Standard Measurements
|  | Male | Female |
|---|---|---|
| Wing | 76–88 mm (3.0–3.5 in) | 77–89 mm (3.0–3.5 in) |
| Tail | 36–43 mm (1.4–1.7 in) | 36–46 mm (1.4–1.8 in) |
| Total culmen | 15–19 mm (0.59–0.75 in) | 15–18 mm (0.59–0.71 in) |
| Tarsus | 28–32 mm (1.1–1.3 in) | 28–32 mm (1.1–1.3 in) |
| Weight | 39–49 g (1.4–1.7 oz) | 41–49 g (1.4–1.7 oz) |

== Ecology ==
This species is normally sedentary but there is some evidence for local movement in Sierra Leone and Ghana. The white-spotted flufftail feeds on various invertebrates. They are exclusively diurnal, and are active throughout the day but less active in the middle of the day.

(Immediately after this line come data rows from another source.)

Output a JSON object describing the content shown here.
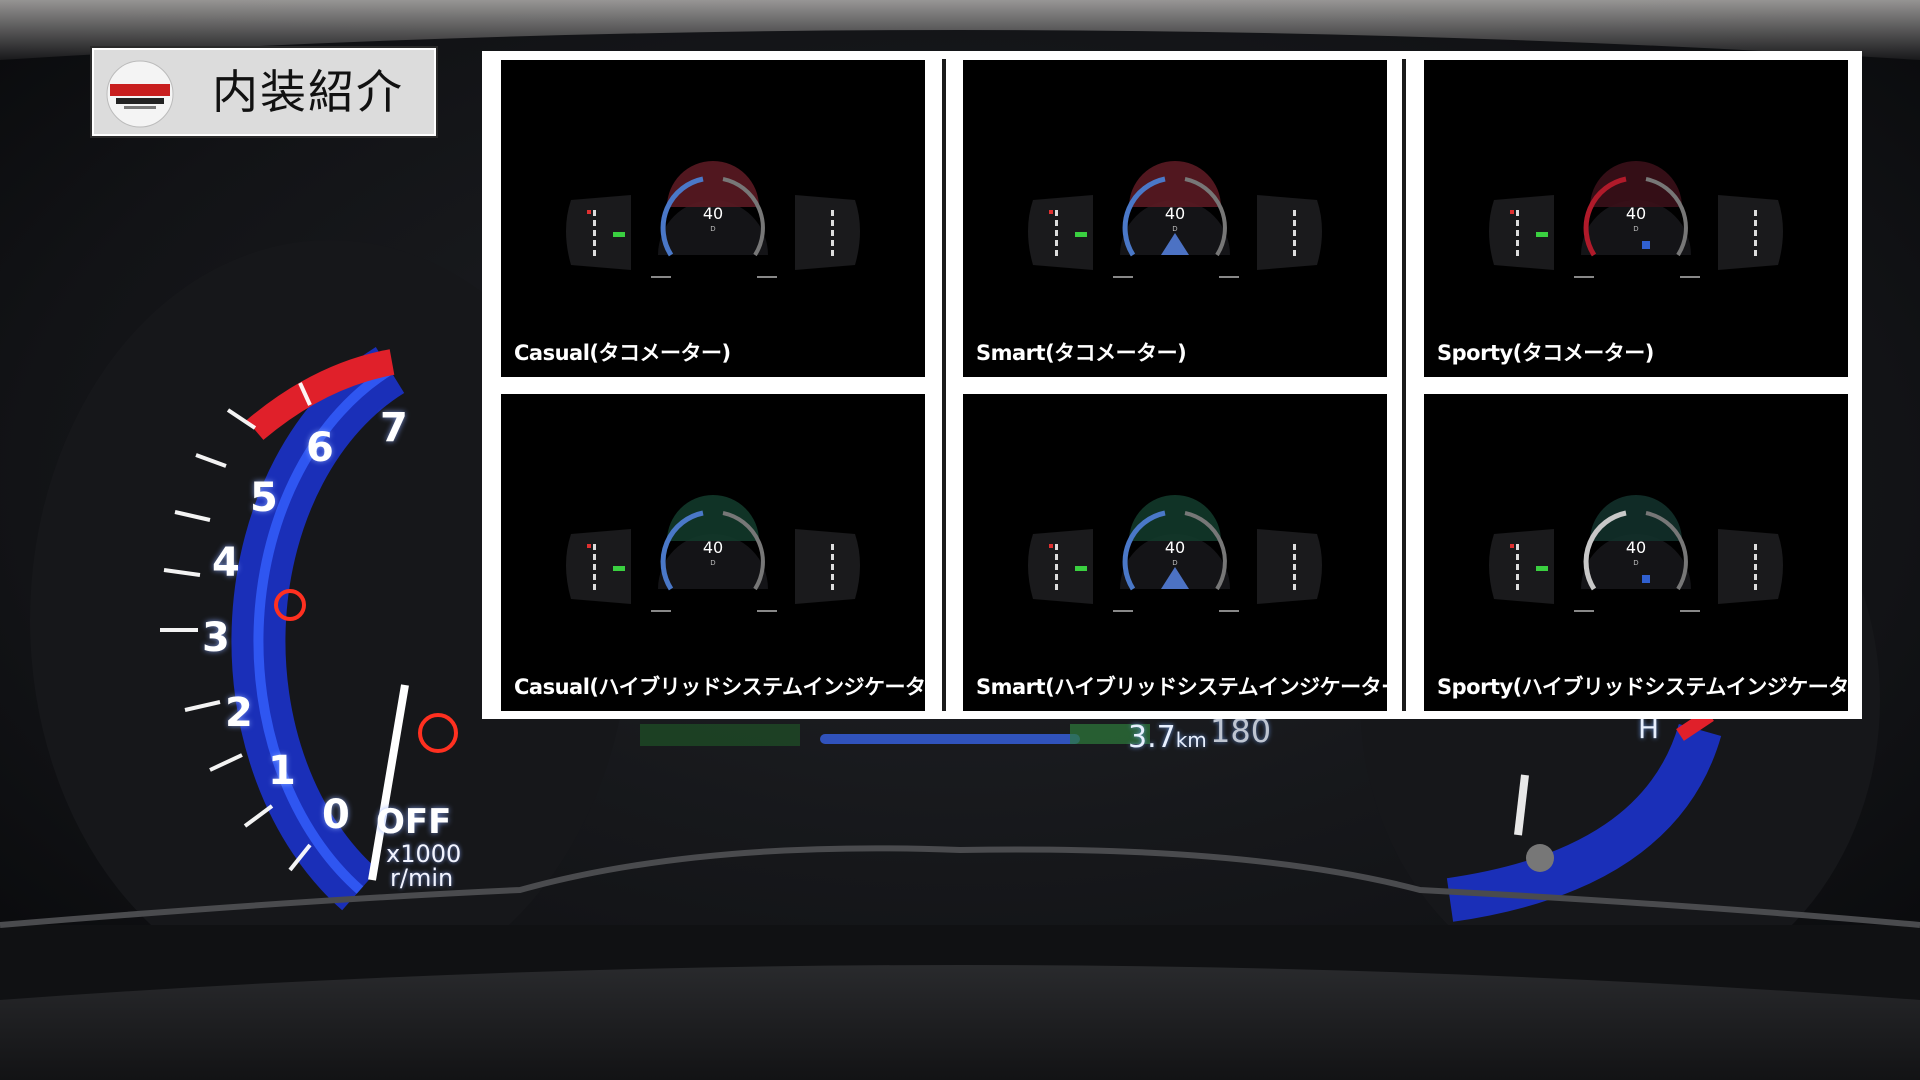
{
  "title_badge": {
    "title": "内装紹介"
  },
  "panel": {
    "cells": [
      {
        "label": "Casual(タコメーター)",
        "speed": "40",
        "gear": "D",
        "accent": "#4a78c8",
        "top_tint": "#5a1a22"
      },
      {
        "label": "Smart(タコメーター)",
        "speed": "40",
        "gear": "D",
        "accent": "#4a78c8",
        "top_tint": "#5a1a22"
      },
      {
        "label": "Sporty(タコメーター)",
        "speed": "40",
        "gear": "D",
        "accent": "#b01a2a",
        "top_tint": "#3a1018"
      },
      {
        "label": "Casual(ハイブリッドシステムインジケーター)",
        "speed": "40",
        "gear": "D",
        "accent": "#4a78c8",
        "top_tint": "#12382a"
      },
      {
        "label": "Smart(ハイブリッドシステムインジケーター)",
        "speed": "40",
        "gear": "D",
        "accent": "#4a78c8",
        "top_tint": "#12382a"
      },
      {
        "label": "Sporty(ハイブリッドシステムインジケーター)",
        "speed": "40",
        "gear": "D",
        "accent": "#c8c8c8",
        "top_tint": "#12302a"
      }
    ]
  },
  "background_cluster": {
    "tach_numbers": [
      "0",
      "1",
      "2",
      "3",
      "4",
      "5",
      "6",
      "7"
    ],
    "off_label": "OFF",
    "unit_label_1": "x1000",
    "unit_label_2": "r/min",
    "distance": "3.7",
    "distance_unit": "km",
    "odo_fragment": "180",
    "temp_high_label": "H",
    "colors": {
      "gauge_blue": "#2240d8",
      "redline": "#e0202a",
      "warning_red": "#ff3020"
    }
  }
}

The white-spotted flufftail is monogamous and territorial, and forms strong pair bonds. Their territory is about one hectare. The breeding season varies by location. The nest is an oval mound of leaves and built by the male. Two eggs are laid per clutch, which measure 30–30.9 mm in length and 21.5–22.1 mm in width; estimated to weigh about 7.7 g. The incubation period takes 14 days and is performed by both sexes. The chicks are born with black down and are precocial. They are fed by both parents, but tend to follow the parent of the same sex. Chicks can feed themselves at 3 weeks of age and fly after 30–35 days. They associate closely with their parents until fully grown at 6–7 weeks, but they may remain in their parental territory for up to nine months.